Pediatric cardiologist Andras Bratincsak of the John A. Burns School of Medicine (JABSOM) and Kapiʻolani Medical Center for Women and Children, is the first physician to discover that blunt trauma to the chest can cause an arrhythmia in the atrial, or upper chamber, of the heart. While doctors knew such trauma could cause arrhythmia in the ventricle, or lower heart chamber, and even sudden death, they had not realized before the potentially lethal effect on the upper or atrial chamber of the heart.

“It doesn’t cause an immediate collapse on the field, but it can cause fatal consequences, including stroke, as long as four days afterward,” said Bratincsak, “And that may be why we (in medicine) may not have recognized the link between a hit to the chest and atrial arrhythmia before.”

ECG of a 16-year-old boy with AF induced by commotio cordis secondary to a blunt chest trauma. A, ECG reveals AF with irregular ventricular rhythm; B, enlarged insert from lead V1; C, follow-up ECG 3 days after presentation showing spontaneous resolution to normal sinus rhythm; D, enlarged insert from lead V1.

In the Hawaiʻi case that led to the new discovery, the football player felt some chest pain, complained of being “light-headed” and his heart rate was elevated. He left football practice and arrived about 25 minutes later at the emergency room of the Kapiʻolani Medical Center, a teaching hospital partner with the UH medical school. An EKG (electrocardiogram, a record or display of a person’s heartbeat) was performed and evaluated by Bratincsak, who noted an irregular heartbeat of an average 70 to 80 beats per minute.

“The secondary complications, such as stroke, can be prevented if it’s diagnosed quickly,” said Bratincsak, and in the teenager’s case, it was. He was kept at the hospital for observation, and three days later, tests confirmed the arrhythmia resolved itself. One year later, a follow up visit confirmed normal heart rhythm.

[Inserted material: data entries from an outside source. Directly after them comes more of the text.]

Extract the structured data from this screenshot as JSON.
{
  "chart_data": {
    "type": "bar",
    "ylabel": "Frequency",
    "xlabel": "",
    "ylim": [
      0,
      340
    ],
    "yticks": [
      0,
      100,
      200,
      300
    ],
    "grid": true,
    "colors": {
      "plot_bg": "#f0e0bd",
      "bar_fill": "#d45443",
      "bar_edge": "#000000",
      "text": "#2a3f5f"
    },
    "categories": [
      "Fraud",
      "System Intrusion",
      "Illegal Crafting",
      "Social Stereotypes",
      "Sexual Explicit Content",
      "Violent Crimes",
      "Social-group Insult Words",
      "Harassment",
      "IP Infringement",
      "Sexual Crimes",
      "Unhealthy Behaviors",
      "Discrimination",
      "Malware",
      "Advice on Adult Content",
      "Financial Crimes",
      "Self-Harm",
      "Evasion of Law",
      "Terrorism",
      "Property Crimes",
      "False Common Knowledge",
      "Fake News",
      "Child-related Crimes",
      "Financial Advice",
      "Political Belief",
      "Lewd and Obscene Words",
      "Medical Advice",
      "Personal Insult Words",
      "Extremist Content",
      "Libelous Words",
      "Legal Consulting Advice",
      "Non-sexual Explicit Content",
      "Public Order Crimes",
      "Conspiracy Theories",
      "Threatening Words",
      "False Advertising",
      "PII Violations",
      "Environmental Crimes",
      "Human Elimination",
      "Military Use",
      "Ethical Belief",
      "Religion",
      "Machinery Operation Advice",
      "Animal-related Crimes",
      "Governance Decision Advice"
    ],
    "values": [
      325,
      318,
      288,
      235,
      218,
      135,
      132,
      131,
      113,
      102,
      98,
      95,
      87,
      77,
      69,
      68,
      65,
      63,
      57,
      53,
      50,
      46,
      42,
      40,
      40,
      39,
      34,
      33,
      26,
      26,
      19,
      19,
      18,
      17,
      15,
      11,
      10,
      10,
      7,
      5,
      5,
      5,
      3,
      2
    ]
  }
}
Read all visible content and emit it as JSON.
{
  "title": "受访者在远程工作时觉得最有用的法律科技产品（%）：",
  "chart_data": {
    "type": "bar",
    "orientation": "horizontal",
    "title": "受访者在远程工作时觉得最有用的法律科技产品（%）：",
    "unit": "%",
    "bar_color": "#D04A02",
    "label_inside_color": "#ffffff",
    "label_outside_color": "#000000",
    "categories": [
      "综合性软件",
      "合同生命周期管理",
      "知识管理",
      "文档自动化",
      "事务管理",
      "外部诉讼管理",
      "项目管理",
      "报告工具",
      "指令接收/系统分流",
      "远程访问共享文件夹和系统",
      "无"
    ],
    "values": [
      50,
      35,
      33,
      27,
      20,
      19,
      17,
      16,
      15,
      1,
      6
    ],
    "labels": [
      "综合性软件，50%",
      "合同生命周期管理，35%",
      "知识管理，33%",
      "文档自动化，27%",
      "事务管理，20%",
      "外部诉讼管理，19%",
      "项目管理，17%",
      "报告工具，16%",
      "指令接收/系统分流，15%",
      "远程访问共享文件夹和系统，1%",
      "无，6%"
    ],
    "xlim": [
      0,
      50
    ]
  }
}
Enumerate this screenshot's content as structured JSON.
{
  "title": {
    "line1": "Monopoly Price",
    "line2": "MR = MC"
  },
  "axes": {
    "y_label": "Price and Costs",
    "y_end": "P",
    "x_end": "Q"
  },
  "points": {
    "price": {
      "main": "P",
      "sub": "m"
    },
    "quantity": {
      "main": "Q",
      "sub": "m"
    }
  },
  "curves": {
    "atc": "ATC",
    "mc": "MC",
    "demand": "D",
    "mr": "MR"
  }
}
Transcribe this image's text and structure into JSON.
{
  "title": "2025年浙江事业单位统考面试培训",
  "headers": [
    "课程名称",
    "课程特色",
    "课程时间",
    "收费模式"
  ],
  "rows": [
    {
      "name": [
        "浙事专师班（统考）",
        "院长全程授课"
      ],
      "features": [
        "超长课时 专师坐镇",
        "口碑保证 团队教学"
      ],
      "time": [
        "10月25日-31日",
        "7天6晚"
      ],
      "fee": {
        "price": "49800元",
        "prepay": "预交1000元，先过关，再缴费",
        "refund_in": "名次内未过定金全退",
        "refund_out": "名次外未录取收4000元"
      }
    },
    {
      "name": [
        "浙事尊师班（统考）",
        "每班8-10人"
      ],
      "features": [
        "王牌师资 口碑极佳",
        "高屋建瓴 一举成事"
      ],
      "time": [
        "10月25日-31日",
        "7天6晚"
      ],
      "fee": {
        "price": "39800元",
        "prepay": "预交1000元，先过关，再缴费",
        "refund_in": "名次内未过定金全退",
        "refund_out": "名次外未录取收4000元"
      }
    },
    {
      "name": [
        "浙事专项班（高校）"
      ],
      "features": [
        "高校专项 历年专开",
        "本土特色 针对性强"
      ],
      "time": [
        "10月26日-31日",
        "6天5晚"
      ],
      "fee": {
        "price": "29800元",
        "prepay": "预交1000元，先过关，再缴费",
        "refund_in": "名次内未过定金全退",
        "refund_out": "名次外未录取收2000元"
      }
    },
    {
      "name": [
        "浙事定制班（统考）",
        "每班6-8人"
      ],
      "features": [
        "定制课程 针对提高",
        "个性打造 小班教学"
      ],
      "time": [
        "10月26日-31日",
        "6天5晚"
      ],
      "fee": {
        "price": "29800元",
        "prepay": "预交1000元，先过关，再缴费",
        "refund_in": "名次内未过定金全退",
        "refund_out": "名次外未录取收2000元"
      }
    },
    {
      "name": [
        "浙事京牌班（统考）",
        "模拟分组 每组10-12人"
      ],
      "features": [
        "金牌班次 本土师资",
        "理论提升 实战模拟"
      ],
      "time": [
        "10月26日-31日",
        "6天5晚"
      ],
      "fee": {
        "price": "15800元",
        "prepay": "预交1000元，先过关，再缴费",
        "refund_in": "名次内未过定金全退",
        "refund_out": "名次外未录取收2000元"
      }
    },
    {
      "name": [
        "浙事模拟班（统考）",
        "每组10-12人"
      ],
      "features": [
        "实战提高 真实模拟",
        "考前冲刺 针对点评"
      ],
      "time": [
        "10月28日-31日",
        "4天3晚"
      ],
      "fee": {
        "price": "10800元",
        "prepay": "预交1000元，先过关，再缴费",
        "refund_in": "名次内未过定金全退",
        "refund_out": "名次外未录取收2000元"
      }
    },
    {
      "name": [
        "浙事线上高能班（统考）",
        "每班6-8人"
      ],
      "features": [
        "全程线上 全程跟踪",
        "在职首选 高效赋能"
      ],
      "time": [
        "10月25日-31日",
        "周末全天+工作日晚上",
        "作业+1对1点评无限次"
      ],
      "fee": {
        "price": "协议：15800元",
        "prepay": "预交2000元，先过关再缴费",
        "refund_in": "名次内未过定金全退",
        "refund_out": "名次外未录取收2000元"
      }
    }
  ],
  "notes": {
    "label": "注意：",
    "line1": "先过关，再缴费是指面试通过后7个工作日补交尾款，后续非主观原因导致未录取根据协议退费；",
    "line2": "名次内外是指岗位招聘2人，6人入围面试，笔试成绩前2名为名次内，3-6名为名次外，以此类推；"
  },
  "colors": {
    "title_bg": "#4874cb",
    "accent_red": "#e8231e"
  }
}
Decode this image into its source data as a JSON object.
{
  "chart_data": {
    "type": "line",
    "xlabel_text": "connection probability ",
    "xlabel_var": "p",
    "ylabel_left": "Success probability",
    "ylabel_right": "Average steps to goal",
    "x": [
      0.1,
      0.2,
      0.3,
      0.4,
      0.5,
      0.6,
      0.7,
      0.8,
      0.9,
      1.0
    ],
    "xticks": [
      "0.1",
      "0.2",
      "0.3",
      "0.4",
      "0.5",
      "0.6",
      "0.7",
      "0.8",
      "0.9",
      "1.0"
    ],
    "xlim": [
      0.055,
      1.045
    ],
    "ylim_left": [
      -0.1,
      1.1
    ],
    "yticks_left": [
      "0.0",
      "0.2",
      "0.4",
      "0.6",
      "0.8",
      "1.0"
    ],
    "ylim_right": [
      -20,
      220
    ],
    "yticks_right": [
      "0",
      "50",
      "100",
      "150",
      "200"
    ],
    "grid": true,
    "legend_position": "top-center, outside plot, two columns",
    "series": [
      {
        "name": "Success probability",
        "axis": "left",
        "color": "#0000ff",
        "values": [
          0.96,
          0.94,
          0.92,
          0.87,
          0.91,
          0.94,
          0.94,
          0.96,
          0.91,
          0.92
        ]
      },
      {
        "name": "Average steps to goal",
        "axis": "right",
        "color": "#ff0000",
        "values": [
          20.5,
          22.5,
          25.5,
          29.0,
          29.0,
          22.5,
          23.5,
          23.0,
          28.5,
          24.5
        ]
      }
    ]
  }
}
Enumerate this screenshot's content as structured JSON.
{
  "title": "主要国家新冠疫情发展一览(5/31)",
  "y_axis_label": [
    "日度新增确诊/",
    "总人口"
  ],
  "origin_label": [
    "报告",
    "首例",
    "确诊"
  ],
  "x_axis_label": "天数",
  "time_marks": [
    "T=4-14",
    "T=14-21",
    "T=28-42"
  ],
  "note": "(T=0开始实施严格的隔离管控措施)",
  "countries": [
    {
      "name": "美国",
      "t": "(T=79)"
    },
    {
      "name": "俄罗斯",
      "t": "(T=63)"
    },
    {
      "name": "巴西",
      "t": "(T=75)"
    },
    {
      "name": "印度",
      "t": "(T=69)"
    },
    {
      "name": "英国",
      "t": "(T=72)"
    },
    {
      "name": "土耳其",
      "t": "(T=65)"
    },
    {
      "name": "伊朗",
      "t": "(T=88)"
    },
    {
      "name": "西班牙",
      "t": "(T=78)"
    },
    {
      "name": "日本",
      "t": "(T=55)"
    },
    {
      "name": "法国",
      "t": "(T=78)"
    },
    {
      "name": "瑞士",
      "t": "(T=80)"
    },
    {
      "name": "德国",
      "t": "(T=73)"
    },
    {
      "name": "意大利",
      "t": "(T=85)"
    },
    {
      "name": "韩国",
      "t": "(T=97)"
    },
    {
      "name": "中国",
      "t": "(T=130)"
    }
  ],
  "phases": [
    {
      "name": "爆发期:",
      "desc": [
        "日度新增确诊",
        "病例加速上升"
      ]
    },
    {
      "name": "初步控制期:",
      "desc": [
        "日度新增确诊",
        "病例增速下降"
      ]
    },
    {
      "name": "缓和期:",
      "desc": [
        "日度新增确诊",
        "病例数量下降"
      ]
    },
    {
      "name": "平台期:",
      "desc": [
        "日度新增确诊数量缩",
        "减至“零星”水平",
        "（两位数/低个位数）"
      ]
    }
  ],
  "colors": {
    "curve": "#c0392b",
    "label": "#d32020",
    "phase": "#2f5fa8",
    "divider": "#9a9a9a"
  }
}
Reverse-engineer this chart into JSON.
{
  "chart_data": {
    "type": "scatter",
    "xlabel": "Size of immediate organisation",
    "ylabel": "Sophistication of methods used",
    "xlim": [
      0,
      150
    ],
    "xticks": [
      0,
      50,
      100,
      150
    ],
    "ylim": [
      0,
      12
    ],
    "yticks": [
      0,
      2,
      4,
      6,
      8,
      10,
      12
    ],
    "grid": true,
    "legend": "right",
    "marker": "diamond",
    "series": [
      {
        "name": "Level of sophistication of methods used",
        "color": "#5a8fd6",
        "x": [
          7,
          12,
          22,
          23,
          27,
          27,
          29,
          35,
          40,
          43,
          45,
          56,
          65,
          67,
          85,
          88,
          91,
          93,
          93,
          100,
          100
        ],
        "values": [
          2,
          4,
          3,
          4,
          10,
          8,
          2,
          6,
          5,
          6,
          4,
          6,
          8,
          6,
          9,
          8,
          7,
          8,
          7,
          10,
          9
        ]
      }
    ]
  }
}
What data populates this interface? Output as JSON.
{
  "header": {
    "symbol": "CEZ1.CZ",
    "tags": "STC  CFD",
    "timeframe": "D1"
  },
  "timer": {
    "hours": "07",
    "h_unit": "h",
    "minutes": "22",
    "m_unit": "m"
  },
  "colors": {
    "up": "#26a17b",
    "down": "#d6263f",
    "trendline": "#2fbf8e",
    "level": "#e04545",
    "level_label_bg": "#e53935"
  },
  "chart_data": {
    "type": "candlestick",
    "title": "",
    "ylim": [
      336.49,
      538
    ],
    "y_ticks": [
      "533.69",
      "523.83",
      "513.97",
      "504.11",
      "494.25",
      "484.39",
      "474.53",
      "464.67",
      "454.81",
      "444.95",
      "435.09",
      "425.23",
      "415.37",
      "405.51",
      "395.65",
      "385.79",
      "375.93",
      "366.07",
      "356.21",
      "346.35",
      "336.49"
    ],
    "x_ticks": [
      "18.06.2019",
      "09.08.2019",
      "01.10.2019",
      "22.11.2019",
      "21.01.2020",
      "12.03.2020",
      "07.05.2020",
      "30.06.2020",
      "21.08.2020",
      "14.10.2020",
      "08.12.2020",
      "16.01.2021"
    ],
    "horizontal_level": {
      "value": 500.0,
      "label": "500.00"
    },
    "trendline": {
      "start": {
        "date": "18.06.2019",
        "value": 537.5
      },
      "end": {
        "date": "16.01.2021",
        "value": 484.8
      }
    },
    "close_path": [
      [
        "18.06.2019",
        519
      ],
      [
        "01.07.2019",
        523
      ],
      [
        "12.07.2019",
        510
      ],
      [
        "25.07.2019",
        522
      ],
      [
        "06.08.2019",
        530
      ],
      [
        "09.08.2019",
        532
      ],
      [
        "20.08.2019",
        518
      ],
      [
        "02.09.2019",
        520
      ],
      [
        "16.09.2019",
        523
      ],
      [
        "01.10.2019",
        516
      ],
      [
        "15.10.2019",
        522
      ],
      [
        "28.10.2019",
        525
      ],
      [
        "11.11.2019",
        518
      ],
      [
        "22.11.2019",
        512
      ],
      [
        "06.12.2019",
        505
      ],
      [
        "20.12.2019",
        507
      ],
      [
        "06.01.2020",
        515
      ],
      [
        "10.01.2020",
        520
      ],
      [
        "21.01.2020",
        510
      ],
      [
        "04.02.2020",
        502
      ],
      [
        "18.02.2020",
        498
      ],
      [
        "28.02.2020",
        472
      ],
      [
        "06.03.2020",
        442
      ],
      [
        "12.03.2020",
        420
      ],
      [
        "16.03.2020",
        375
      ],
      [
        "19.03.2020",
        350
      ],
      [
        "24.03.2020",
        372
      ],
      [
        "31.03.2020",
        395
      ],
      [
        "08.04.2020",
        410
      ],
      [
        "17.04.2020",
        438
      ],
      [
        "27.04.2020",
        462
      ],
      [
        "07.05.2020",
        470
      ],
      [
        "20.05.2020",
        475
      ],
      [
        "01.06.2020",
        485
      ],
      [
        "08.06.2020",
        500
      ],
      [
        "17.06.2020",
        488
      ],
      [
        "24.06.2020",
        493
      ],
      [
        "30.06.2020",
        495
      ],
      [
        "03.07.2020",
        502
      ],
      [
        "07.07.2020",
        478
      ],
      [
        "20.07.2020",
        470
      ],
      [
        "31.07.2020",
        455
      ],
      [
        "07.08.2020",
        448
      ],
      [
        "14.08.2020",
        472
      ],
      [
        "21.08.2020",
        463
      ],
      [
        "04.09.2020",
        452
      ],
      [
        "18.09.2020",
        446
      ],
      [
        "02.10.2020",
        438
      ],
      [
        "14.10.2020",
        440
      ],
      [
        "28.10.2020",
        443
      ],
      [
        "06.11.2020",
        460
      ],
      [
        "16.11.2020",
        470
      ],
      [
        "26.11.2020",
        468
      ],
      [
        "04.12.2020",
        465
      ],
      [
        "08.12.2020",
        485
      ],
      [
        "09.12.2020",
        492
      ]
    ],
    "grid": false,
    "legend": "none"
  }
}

Preventative action for athletes, parents, coaches and medical professionals

“Number one, athletes should be wearing protective gear for their chest, not just their head,” Bratincsak said. “Number two, if someone is hit on the chest by another player’s helmet or chest, or hit by a baseball or martial arts strike, the athlete should have an appropriate evaluation by the coach, trainer, or health aide immediately, including checking the pulse.”

The danger, Bratincsak, is too great to be ignored. “Any blunt chest trauma that doesn’t relate in sudden ventricle arrhythmia, it still can result in atrial arrhythmia.”

It is possible, Bratincsak says, that sudden deaths or other unexplained cardiac deaths in individuals could be explained by this. “If arrhythmia is found in an otherwise healthy individual, we should now at least consider that it might be because they had a chest trauma, and we didn’t know about it, because we (in medicine) never asked about it.”

A new rule in the emergency department from now on could just be, as Bratincsak puts it, “Where you see a-fib think about blunt chest trauma, when you have blunt chest trauma, think about a-fib.”

JABSOM medical student co-authored paper

Bratincsak, who trained in JABSOM’s Pediatrics Residency Program, wrote the paper with co-author Kyle Ota, a fourth-year JABSOM medical student who will receive his MD degree next May. Their article, “Atrial Fibrillation Induced by Commotio Cordis Secondary to a Blunt Chest Trauma in a Teenage Boy,” will be published in the January 1, 2015 issue of Pediatrics, the premiere journal of the American Academy of Pediatrics.